2) A fé segundo Jesus é confiança no amor de Deus. Eu não preciso ter preocupação com nada pois, se Deus é Deus do jeito que eu creio em Jesus, então vivo em paz nessa confiança pacificada do amor de Deus por mim. Se Deus é Deus para mim, se Deus é Deus de fato, então o que me resta senão confiar absolutamente nele? Nesta perspectiva, eu me torno como uma criança que tem de confiar em alguém que cuide dela. Conforme cresço e vou amadurecendo nessa confiança, eu vou descansando nele. Não importam os abismos, quanto mais profundos eles forem, mais profunda será a minha convicção, pois Deus é por mim, e se Deus é por mim, e eu creio nisso, então descanso. Eu aprendo a viver crendo assim, e só a confiança nele me leva atravessar todos os vales sombrios.
 
3) A fé segundo Jesus é descanso e paz. Você se entrega e é pacificado serenamente. A cada dia isso vai crescendo dentro de você e você se sente solucionado antes mesmo de existir uma solução, pois estará em paz e descansando nele. Posso não ver como será o meu futuro, mas descanso porque sei que, na verdade, o futuro já é, pois já está consumado, Ele já fez tudo que era necessário ser feito por mim. Posso descansar pacificado nele.
 
4) A fé segundo Jesus é algo que se torna à medida que se treina. A gente evolui, a gente treina na fé. A vida é um treino que nós vamos treinando na gente mesmo. Começamos a crer como uma criança, mas conforme as dores da vida vão acontecendo, a gente vai crescendo em fé, vamos aprendendo a não colocar a confiança em tolices. A vida é o próprio treino. Vai-se ganhando solidez diante das dores. Vamos virando filhos tranquilos do milagre porque aprendemos a andar nesse estado de descanso e paz.
 
5) A fé segundo Jesus é algo que a gente vê aumentar em nós.

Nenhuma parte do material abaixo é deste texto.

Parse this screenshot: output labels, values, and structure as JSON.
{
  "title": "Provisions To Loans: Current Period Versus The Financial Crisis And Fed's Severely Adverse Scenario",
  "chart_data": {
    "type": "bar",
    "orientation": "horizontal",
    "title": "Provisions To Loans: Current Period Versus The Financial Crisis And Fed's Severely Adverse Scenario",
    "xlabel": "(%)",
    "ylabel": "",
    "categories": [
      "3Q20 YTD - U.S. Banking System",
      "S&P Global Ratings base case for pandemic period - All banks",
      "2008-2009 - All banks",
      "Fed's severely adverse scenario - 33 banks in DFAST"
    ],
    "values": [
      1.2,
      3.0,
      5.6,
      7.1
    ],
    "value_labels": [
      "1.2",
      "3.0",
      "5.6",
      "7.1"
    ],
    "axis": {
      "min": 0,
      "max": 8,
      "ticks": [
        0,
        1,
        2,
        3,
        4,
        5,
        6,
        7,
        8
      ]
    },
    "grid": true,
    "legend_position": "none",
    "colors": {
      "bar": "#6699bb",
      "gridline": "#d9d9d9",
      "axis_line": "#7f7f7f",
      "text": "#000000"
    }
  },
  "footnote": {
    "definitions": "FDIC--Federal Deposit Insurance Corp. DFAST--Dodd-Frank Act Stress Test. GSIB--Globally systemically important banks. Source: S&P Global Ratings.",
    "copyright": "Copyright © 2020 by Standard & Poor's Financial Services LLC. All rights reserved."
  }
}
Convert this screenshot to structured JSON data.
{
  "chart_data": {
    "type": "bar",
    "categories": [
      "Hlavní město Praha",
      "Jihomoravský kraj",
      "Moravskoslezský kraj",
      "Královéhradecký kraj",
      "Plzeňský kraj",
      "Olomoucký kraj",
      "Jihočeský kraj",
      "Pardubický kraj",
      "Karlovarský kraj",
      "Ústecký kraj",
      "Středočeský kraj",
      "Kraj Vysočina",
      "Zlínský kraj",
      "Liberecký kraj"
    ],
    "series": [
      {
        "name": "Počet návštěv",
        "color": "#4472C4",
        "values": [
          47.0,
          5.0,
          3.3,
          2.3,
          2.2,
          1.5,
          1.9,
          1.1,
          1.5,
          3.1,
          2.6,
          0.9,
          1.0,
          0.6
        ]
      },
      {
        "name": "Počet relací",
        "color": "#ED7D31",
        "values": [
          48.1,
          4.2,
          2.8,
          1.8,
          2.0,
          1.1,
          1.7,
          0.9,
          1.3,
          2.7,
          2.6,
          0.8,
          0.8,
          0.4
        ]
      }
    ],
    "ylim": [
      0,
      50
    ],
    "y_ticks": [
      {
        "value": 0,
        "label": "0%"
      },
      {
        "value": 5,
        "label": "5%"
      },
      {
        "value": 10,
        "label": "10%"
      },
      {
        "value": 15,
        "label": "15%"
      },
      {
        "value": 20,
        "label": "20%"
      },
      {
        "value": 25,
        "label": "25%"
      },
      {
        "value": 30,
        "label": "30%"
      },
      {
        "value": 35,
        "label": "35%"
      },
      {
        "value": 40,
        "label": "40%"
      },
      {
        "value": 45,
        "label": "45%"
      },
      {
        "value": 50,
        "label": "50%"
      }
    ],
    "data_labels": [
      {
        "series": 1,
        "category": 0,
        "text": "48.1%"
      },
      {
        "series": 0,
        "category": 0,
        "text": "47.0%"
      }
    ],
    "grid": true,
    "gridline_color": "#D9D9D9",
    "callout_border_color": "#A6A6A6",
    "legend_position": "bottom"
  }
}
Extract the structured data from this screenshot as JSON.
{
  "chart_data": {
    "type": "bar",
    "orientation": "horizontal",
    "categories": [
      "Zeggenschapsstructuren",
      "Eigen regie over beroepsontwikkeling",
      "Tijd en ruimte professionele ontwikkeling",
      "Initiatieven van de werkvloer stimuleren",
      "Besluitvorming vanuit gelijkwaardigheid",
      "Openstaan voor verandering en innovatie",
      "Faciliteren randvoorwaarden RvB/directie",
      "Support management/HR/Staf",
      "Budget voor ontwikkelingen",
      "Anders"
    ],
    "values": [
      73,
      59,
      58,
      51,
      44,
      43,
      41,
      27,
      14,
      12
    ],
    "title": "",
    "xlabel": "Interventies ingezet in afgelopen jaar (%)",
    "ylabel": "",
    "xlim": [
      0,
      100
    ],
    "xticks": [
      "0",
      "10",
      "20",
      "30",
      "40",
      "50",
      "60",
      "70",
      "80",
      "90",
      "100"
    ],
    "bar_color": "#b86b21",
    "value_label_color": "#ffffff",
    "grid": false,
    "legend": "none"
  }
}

É por isso que Jesus fala do homem de pouca fé. A fé é diminuída pelas dúvidas e cresce na entrega ao amor e na fidelidade de Deus. A fé pode aumentar, por isso Jesus fala que a fé pode ser pequena como um grão de mostarda. Se tem algo pequeno, também tem algo que cresce e se desenvolve, que amadurece, que se enraíza e se expande.
 
6) A fé segundo Jesus se consuma como uma dimensão que excede a todo entendimento. Quando cremos assim, a fé se torna muito mais do que um escudo, pois se Deus é por mim, o que ou quem será contra mim? Eu estou guardado nele. Por isso que essa fé se consuma nessa dimensão que excede o entendimento. Nessa altura, posso me sentir como aquele que não precisa sentir nada, e quando sente é gostoso, mas quando não sente, está tudo bem, está ótimo, pois acima disso, EU SEI! Não preciso sentir, só sei. Isso é paz, é descanso! Eu não tenho que mentalizar ou forçar essa fé. Ao contrário da mentalização que é um esforço, essa fé é entrega e descanso, é confiança. É a não
mentalização, é o silêncio confiante e pacificado.



[1] Aula ministrada por Caio Fabio d’Araujo Filho em curso online sobre “Como vencer o Medo”. Link não disponível atualmente.